A Deep Reinforcement Learning Model that Plays StarCraft II Minigames
SC2Bot is a deep reinforcement learning agent that plays StarCraft II minigames: the Move To Beacon game and the Defeat Roaches game, both of which are provided as part of Deepmind’s PySC2 package. SC2Bot uses PySC2’s API to read data from StarCraft II, and the RL models are written in PyTorch.
The model learned how to play the Move To Beacon game over 10000 episodes of training, and then learned how to play the Defeat Roaches game over 10000 episodes of training after receiving transfer learning from the Move To Beacon task.
Check out the the SC2Bot github page here.
Scroll down for more details!
Starcraft II is a popular real time strategy video game in which players collect resources, build buildings, and create armies of units. In a 1v1 setting the game is won when one player has destroyed all of the other players’ buildings. Starcraft II can be thought of as a form of high-speed chess, where moves are performed in real time and players utilize both strategy and speed of action to win.
As a reinforcement learning problem, Starcraft II presents a combination of challenges that is not typically found in other traditional game-based reinforcement learning problems:
The most well known way of overcoming these difficulties is to use an extremely high amount of computing power (e.g., see Deepmind’s Alphastar1). But given limited resources, what are some other ways we might be able to train an agent within a reasonable amount of time?
The agent is trained with a deep-Q network, which is essentially a neural network that uses the Q-learning algorithm.
Experience replay is a technique developed as part of one of the original DQN network algorithms2. While interacting with the environment (StarCraft II in this case), our agent stores transition tuples of (s, a, r, s’). During training, the agent randomly samples a minibatch of these transitions (randomly because this avoids the problem of correlation between consecutive samples).
Q-learning can lead to an overestimation of action-values. To correct for this we use double DQNs. With this technique, our model contains two DQN networks. During training, when we select an action, one network (the online network) is updated based on the Q value of the other target network, which is held stationary (called the target network). Every so often, the target network overwrites its own weights with the weights of the online network. The idea here is that we allow our DQN to converge to a stationary target, rather than a target that changes as we update.
Transfer learning is a common technique used in deep learning, and since our DQNs are deep learning models, transfer learning can be applied naturally between tasks that use networks in the same way. In our case, the two tasks are the Move To Beacon task, and the Defeat Roaches task.
The network architecture for SC2Bot is fairly simple: Three 2D convolutional layers with relu activations and without any fully connected layers at the end. Using fully connected layers would have been nice, but they were far too computationally expensive to train given my limited resources.
The network takes as input 32 by 32 grid of the ‘unit owner’ feature space provided by PySC2. This feature space assigns an owner to every point on the screen, so if there is an enemy unit at point (15, 18), for example, then in the grid, point (15, 18) would be given to the network as a 2. The output of the network is a point on the 32 by 32 grid, which denotes the place on the screen the agent should click to move its unit(s).
In the Move To Beacon task, the agent controls a single marine. A green beacon is spawned randomly on the map and the goal of the game is for the marine to move to the beacon.

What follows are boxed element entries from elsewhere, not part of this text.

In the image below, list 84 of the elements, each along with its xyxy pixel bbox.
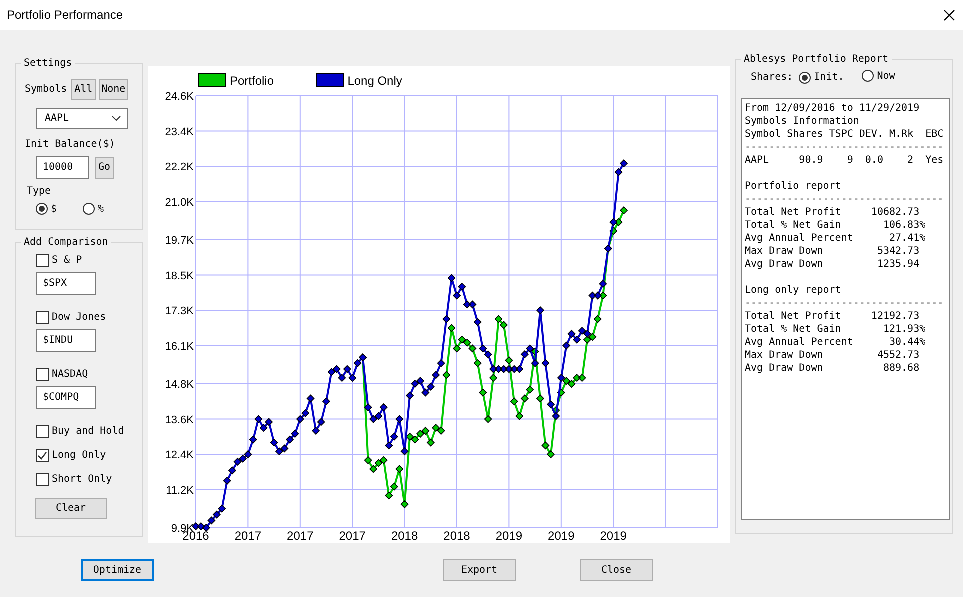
x-axis-label: 2019 — [496, 529, 523, 543]
report-line: Symbol Shares TSPC DEV. M.Rk EBC — [745, 128, 945, 141]
report-line: --------------------------------- — [745, 141, 945, 154]
x-axis-label: 2018 — [444, 529, 470, 543]
radio-label: Now — [877, 70, 896, 82]
radio-label: $ — [51, 204, 58, 214]
checkbox-label: Long Only — [52, 450, 106, 461]
checkbox[interactable] — [36, 311, 49, 324]
group-title: Add Comparison — [23, 237, 110, 248]
field-label: Shares: — [751, 72, 794, 83]
checkbox-label: Short Only — [52, 474, 112, 485]
y-axis-label: 12.4K — [165, 450, 194, 462]
report-line: --------------------------------- — [745, 193, 945, 206]
go-button[interactable]: Go — [95, 156, 114, 178]
balance-field[interactable]: 10000 — [36, 156, 89, 179]
report-line: Total Net Profit 10682.73 — [745, 206, 921, 219]
y-axis-label: 19.7K — [165, 235, 194, 247]
report-line: Total Net Profit 12192.73 — [745, 310, 921, 323]
checkbox[interactable] — [36, 254, 49, 267]
y-axis-label: 21.0K — [165, 196, 194, 209]
x-axis-label: 2019 — [548, 529, 575, 543]
field-label: Symbols — [25, 84, 68, 95]
checkbox-label: NASDAQ — [52, 369, 88, 380]
none-button[interactable]: None — [99, 79, 128, 100]
checkbox-label: Dow Jones — [52, 312, 106, 323]
symbol-field[interactable]: $INDU — [36, 329, 96, 352]
symbol-field[interactable]: $SPX — [36, 272, 96, 295]
y-axis-label: 22.2K — [165, 162, 194, 174]
window-title: Portfolio Performance — [7, 8, 124, 22]
y-axis-label: 18.5K — [165, 270, 194, 282]
report-line: Symbols Information — [745, 115, 860, 128]
report-line: Avg Annual Percent 27.41% — [745, 232, 927, 245]
report-line: Avg Draw Down 889.68 — [745, 362, 921, 375]
report-line: Portfolio report — [745, 180, 842, 193]
dialog-button[interactable]: Close — [580, 559, 653, 581]
checkbox[interactable] — [36, 368, 49, 381]
symbol-dropdown[interactable]: AAPL — [36, 108, 128, 129]
report-line: Total % Net Gain 106.83% — [745, 219, 927, 232]
x-axis-label: 2017 — [339, 529, 366, 543]
report-line: Avg Annual Percent 30.44% — [745, 336, 927, 349]
y-axis-label: 24.6K — [165, 91, 194, 103]
checkbox[interactable] — [36, 473, 49, 486]
y-axis-label: 13.6K — [165, 414, 194, 426]
x-axis-label: 2017 — [287, 529, 314, 543]
clear-button[interactable]: Clear — [35, 498, 107, 519]
dialog-button[interactable]: Optimize — [81, 559, 154, 581]
report-line: AAPL 90.9 9 0.0 2 Yes — [745, 154, 945, 167]
y-axis-label: 17.3K — [165, 306, 194, 318]
y-axis-label: 16.1K — [165, 340, 194, 353]
radio-button[interactable] — [83, 203, 96, 215]
y-axis-label: 23.4K — [165, 126, 194, 138]
radio-label: Init. — [814, 72, 844, 83]
y-axis-label: 11.2K — [166, 484, 194, 497]
checkbox[interactable] — [36, 425, 49, 438]
checkbox-label: S & P — [52, 255, 82, 266]
radio-label: % — [98, 204, 104, 214]
group-title: Ablesys Portfolio Report — [743, 54, 890, 65]
report-line: Avg Draw Down 1235.94 — [745, 258, 921, 271]
field-label: Type — [27, 186, 52, 197]
report-line: From 12/09/2016 to 11/29/2019 — [745, 102, 921, 115]
report-line: Max Draw Down 4552.73 — [745, 349, 921, 362]
group-title: Settings — [23, 58, 74, 69]
checkbox[interactable] — [36, 449, 49, 462]
report-line: Max Draw Down 5342.73 — [745, 245, 921, 258]
symbol-field[interactable]: $COMPQ — [36, 386, 96, 409]
x-axis-label: 2019 — [600, 529, 627, 543]
checkbox-label: Buy and Hold — [52, 426, 124, 437]
close-icon[interactable] — [944, 10, 955, 20]
y-axis-label: 14.8K — [165, 379, 194, 391]
dialog-button[interactable]: Export — [443, 559, 516, 581]
legend-label: Portfolio — [230, 74, 274, 88]
radio-button[interactable] — [36, 203, 48, 215]
radio-button[interactable] — [799, 72, 812, 84]
x-axis-label: 2018 — [391, 529, 418, 543]
x-axis-label: 2017 — [234, 529, 262, 543]
field-label: Init Balance($) — [25, 139, 116, 150]
legend-label: Long Only — [348, 74, 402, 88]
report-line: Long only report — [745, 284, 842, 297]
report-line: Total % Net Gain 121.93% — [745, 323, 927, 336]
chevron-icon — [112, 116, 121, 121]
radio-button[interactable] — [862, 70, 874, 82]
report-line: --------------------------------- — [745, 297, 945, 310]
check-icon — [38, 452, 47, 460]
all-button[interactable]: All — [71, 79, 96, 100]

Every time the marine touches the beacon, the agent is awarded one point and the becaon spawns randomly at another location on the map. The agent is restricted to an action space of only allowing it to move to any point on the map, discretized into a 32x32 grid.
In the Defeat Roaches Task, the agent controls an army of 8 marines that are spawned randomly on the map and 4 roaches are spawned randomly opposite them. Defeating the roaches spawns 5 new marines and 4 new roaches. The agent is rewarded for defeating roaches and penalized for time passing by and for attacking it’s own units (so that the agent doesn’t use a strategy of attacking its own units to minimize the amount of time passing by)
For both tasks, I trained agents independently on each task, but also trained a third agent on the Defeat Roaches task. This third agent’s network inherited its weights from the trained Move To Beacon agent before training. Ther results of all three agents are shown below.
The agent trained on the Move To Beacon task was able to successfully learn how to optimally complete the task while the agent trained on the Roaches task with transfer learning from the Beacon task was able to learn a strong strategy for playing the Defeat Roaches minigame. Curiously, even after over 10000 episodes of training, the agent that did not receive any transfer learning was still not able to learn any consistent strategy for beating the Defeat Roaches game.
For a more detailed numerical analysis of the results, see my writeup.
Even though the DQN used by the agents is simple, and the minigames lack complexity, it still takes a nontrivial amount of computation power to train the agents. For reference, on my personal copmuter that has an Nvidia 8GB RTX 2070, it took about 10 hours to run 10000 episodes and train a network on those episodes.
To accelerate the training process, I used Google Cloud to train instances.
__
SC2Bot was a project completed as part of Tuft’s Comp 150-06 Reinforcement Learning class taught by Jivko Sinapov. Thanks Jivko and Gyan!